Whitener is retiring after 30 years of teaching music at the Tremont Consolidated School. Before taking over the position in 1985, she worked for eight years as special education secretary for the Mount Desert Island school system, rotating from school to school.
In 1976, while working in that special ed position at the Tremont school, she met Ruth Grierson. Grierson, whose children were attending the K-8 school, was concerned about the lack of a music program. She had just begun an informal program within the school.
“She said, ‘Why don’t you come with me and we’ll split the paycheck,’” Whitener recalled Grierson saying.
The meager stipend they would split wasn’t much of an enticement, but the chance to share and teach music was. Music had been a passion from a young age; growing up in New York, she played piano and Sousaphone before finding “her instrument,” the French horn. After high school, she went on to study at the Peabody Conservatory of Music in Baltimore.
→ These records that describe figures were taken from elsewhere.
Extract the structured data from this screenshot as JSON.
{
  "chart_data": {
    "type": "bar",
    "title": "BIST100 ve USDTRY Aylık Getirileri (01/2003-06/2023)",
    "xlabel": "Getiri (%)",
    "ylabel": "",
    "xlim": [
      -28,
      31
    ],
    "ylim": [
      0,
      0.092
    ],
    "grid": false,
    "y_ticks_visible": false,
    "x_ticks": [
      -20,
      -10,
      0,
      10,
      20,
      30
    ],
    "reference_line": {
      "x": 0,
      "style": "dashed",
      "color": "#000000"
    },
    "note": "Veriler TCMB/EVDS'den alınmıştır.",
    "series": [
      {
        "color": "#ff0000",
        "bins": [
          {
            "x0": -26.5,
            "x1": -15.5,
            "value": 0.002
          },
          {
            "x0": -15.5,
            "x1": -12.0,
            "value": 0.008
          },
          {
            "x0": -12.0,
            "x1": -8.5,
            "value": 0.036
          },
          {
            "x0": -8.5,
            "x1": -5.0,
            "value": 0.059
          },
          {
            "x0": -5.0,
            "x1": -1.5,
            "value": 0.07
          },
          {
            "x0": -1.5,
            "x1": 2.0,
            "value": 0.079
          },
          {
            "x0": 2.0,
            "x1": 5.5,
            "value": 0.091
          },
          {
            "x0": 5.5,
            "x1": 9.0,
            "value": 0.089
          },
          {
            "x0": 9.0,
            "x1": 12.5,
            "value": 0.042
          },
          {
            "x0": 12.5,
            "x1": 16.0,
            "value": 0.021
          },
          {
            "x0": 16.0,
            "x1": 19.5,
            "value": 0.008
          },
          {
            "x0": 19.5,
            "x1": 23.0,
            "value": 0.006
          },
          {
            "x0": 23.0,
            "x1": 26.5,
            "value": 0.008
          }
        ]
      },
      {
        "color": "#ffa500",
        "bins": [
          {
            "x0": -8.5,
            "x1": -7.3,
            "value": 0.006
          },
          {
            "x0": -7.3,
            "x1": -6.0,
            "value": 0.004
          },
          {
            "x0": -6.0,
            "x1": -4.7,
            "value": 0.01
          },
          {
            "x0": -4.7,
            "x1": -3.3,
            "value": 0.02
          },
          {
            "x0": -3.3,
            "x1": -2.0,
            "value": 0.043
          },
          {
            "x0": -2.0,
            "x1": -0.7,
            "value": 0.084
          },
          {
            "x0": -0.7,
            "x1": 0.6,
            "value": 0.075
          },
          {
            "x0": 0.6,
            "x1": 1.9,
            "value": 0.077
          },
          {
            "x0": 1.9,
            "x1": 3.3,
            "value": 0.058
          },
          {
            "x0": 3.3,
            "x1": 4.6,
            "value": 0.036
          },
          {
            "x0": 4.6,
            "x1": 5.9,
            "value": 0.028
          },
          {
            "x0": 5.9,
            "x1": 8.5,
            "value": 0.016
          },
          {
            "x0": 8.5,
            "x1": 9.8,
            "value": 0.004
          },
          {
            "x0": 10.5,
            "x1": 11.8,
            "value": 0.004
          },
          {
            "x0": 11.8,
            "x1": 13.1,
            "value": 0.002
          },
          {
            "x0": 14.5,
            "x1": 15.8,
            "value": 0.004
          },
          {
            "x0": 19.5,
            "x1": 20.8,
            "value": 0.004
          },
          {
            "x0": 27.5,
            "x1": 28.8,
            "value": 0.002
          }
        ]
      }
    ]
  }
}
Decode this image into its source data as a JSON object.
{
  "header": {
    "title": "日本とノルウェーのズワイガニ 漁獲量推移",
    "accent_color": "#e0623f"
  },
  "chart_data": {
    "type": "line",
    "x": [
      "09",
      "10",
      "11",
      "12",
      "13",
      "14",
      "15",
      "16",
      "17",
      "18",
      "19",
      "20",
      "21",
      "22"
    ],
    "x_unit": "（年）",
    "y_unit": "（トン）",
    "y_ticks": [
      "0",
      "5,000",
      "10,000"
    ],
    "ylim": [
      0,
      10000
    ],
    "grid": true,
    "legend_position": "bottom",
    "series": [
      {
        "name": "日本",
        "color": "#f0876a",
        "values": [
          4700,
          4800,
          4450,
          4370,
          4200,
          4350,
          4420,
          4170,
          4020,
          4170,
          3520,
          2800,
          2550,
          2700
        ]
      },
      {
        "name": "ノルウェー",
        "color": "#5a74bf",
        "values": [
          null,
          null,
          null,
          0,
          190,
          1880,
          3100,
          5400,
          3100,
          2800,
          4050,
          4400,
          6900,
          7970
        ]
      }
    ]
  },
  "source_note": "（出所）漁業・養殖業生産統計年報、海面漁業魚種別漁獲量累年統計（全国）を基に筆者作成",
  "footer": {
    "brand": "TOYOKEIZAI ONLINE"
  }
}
Whitener and Grierson began teaching together one day a week. There were no instruments. The pair led the students in song and taught folk dancing in the gymnasium. Their tenure ended when a part-time music teacher was hired in 1978.
When Whitener was hired in 1985, she found the program hadn’t progressed much from the days she taught with Grierson.
“There was a violin, about five kids in the band and a huge chorus,” she said.
Along with teaching singing and introducing basic rhythm instruments, Whitener got busy finding string and band instruments and recruiting students to play them.
“It just kept growing and growing,” she said. At its peak, there were 72 musicians in the band.
Whitener also started a jazz band at the school, playing alongside two students in a trio. This year the band took third place in its division at the Maine State Middle School Jazz Festival.
The jazz band isn’t the only group to be recognized for its musicianship. The school band has received awards at national festivals.
“I’m so proud of all the kids that came through here,” Whitener said.
Whitener is leaving the classroom at the end of the school year, but she plans to continue making music. She’s played French horn with the Bangor Symphony since 1983, where she performs alongside her husband, trumpeter Bill Whitener. She also is a member of the Acadia Brass Quintet.
Whitener has two children, John, who is the principal tuba with the Royal Scottish National Orchestra, and Bonnie, a professor of English at the University of Alabama.
Whitener’s retirement plans include writing and hiking. And she’s looking forward to a new companion.
“I want to get a dog,” she said. “I haven’t had one in more than 30 years.”